The reader cannot have failed to notice, on examining FIGS. 1A, 1B and 1C, that the various optical devices shown always use the installed fibers in the same propagation direction. Thus, in FIG. 1A, the four fibers of the cable 114 on the left-hand side of the figure propagate light signals toward the right in the case of two of the fibers and toward the left in the case of the other two fibers. The situation is similar for the other two cables 110, 112. Thus the resources in terms of fibers are allocated in a fixed manner, which has the consequence that the resources in one direction must be allocated for the peak traffic in that direction. Persons skilled in the art of communication networks are well aware that the traffic at a node of a network can be highly asymmetric, one direction having to carry a much greater quantity of information than the other. This is the case with video distribution networks in particular, which are beginning to be installed and in which the quantity of information to be distributed, in the form of pictures, is always infinitely greater than the quantity of information contained in initial requests received from users. Also, the asymmetry of the traffic can change with time, for example over a period of 24 hours.

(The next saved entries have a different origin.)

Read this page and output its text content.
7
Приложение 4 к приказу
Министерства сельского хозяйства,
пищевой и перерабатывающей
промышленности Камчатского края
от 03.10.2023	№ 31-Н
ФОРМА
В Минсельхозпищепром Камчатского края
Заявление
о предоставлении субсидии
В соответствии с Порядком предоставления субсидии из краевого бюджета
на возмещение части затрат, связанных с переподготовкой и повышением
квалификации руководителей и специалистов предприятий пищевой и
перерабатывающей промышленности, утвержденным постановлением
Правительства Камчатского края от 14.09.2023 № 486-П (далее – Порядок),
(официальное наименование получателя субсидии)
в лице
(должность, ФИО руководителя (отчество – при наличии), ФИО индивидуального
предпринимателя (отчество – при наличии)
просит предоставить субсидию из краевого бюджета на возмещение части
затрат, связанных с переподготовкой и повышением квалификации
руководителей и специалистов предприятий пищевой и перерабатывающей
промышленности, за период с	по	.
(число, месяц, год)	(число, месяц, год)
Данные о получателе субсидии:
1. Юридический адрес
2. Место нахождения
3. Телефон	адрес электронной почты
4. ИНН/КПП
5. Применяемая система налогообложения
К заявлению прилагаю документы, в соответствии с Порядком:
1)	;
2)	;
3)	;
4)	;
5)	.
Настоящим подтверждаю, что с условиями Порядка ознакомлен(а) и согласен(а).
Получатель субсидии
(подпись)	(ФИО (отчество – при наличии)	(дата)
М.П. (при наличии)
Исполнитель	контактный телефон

This is the case with international data communications, for example between Europe and North America, because of time differences.
Thus the fixed allocation of resources in terms of optical fibers of a network presupposes that they be dimensioned for the peak traffic in both directions even though the traffic peaks may never occur simultaneously, with the result that some of the resources are always unused.
This is why the object of the invention is to provide a directional optical system that is reconfigurable so that network resources in terms of optical fibers can be allocated dynamically.